Il écrivait des odes sur les événements de l’actualité politique, il composait des vers pour les naissances et les deuils de la famille royale. Il collaborait aux livrets pour les carrousels et les ballets. Il approchait le souverain, il s’en faisait remarquer, et lorsque Henri IV s’enflamma de la plus folle passion pour Charlotte de Montmorency, le poète fut introduit dans ses secrets, reçut ses plus intimes confidences, fut chargé d’être dans ses vers l’interprète de cet amour. Une dépêche de l’ambassadeur d’Espagne nous apprend qu’Henri IV « appelle près de lui des poètes à des heures fort extraordinaires », et nous comprenons que « ces poètes », c’est Malherbe, et nul autre que lui.
(Préface d’Antoine Adam, in Poésies de Malherbe, éd. Gallimard 1971)

C’est à la mort du roi seulement que commence, pour Malherbe, « la période la plus brillante » ; son protecteur en effet, M. de Bellegarde, est fort lié à la princesse de Conty, « toute-puissante » auprès de la régente. Malherbe fait alors partie des intimes du « cabinet », profite avantageusement de sa position, compose des poésies qui serviront de modèle au classicisme triomphant, multiplie les flatteries et dédaigne outrageusement ceux qui ne sont pas de la cour et le sollicitent.
La roue tourne en 1615 ; pour des raisons que l’on ignore, liées soit à sa passion pour le bon mot d’humour, qui le fit si souvent manquer de tact, — « je ne suis guère fin », écrivait-il à Racan —, soit plutôt à son opposition pour Concini dont l’influence grandit, soit encore à l’enfermement de la reine mère à Blois, il s’éloigne inexorablement de la cour à partir de cette année, et bientôt n’a plus qu’à réclamer misérablement ses pensions, aux bureaux qui négligent de les lui délivrer !

La fortune avait été souvent défavorable au poète, ou, plus précisément, jamais longtemps favorable :

Quoi donc c’est un arrêt qui n’épargne personne
Que rien n’est ici-bas heureux parfaitement,
Et qu’on ne peut au monde avoir contentement,
Qu’un funeste malheur aussitôt n’empoisonne.

Elle l’est encore avec l’arrivée de Richelieu.

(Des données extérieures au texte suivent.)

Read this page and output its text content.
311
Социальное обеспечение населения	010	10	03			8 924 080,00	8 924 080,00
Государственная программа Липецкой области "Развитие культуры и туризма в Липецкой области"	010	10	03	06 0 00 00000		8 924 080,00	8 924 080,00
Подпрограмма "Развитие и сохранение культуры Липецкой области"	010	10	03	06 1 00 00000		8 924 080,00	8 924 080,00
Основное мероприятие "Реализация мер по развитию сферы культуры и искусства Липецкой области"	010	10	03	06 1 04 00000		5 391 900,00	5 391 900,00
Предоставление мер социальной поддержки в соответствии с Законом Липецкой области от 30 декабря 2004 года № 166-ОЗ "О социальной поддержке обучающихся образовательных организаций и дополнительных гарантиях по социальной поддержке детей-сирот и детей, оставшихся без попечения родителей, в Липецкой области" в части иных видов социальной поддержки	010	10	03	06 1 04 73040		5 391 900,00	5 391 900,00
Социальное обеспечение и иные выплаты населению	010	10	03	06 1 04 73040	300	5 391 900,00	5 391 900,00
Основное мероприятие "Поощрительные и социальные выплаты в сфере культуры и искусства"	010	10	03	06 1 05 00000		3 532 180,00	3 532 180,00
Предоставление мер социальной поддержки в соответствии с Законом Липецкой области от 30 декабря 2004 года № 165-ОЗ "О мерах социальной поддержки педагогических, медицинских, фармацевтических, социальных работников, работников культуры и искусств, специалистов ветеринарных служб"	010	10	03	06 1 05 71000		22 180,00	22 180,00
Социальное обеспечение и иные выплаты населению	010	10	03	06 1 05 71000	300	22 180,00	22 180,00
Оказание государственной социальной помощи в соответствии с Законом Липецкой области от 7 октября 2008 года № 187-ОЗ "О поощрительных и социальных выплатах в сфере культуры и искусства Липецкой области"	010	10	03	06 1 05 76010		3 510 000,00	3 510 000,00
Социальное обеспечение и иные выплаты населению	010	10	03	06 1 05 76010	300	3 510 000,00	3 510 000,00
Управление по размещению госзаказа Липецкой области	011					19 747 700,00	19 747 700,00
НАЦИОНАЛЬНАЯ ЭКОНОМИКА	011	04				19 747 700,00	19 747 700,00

Malherbe admire le grand homme, « ce grand cardinal, grand chef-d’œuvre des cieux », et le ministre-cardinal, qui le considère, lui promet « toute sorte de faveur ». Hélas ! le voilà frappé au moment du triomphe par la pire des douleurs, la mort tragique de son fils, tué en duel pour d’obscures raisons. « Sa mort le désespéra », écrit A. Adam, elle « l’affola », écrit G. Lanson ; et ici je ne résiste pas à citer intégralement le sonnet du père sur la mort de son fils, un modèle absolu de poésie classique, où la plus vibrante des émotions perce par intervalles sous la dure carapace des règles de la bienséance, et où « l’effet de sourdine », pour reprendre le mot de L. Spitzer sur le style de Racine, est porté à son maximum :

Que mon fils ait perdu sa dépouille mortelle,
Ce fils qui fut si brave, et que j’aimai si fort :
Je ne l’impute point à l’injure du sort
Puisque finir à l’homme est chose naturelle.
*
Mais que de deux marauds la surprise infidèle
Ait terminé ses jours d’une tragique mort,
En cela ma douleur n’a point de réconfort :
Et tous mes sentiments sont d’accord avec elle.
*
Ô mon Dieu, mon Sauveur, puisque par la raison
Le trouble de mon âme étant sans guérison,
Le vœu de la vengeance est un vœu légitime :
*
Fais que de ton appui je sois fortifié :
Ta justice t’en prie ; et les auteurs du crime
Sont fils de ces bourreaux qui t’ont crucifié.
(« Sonnet sur la mort de son fils », F. de Malherbe)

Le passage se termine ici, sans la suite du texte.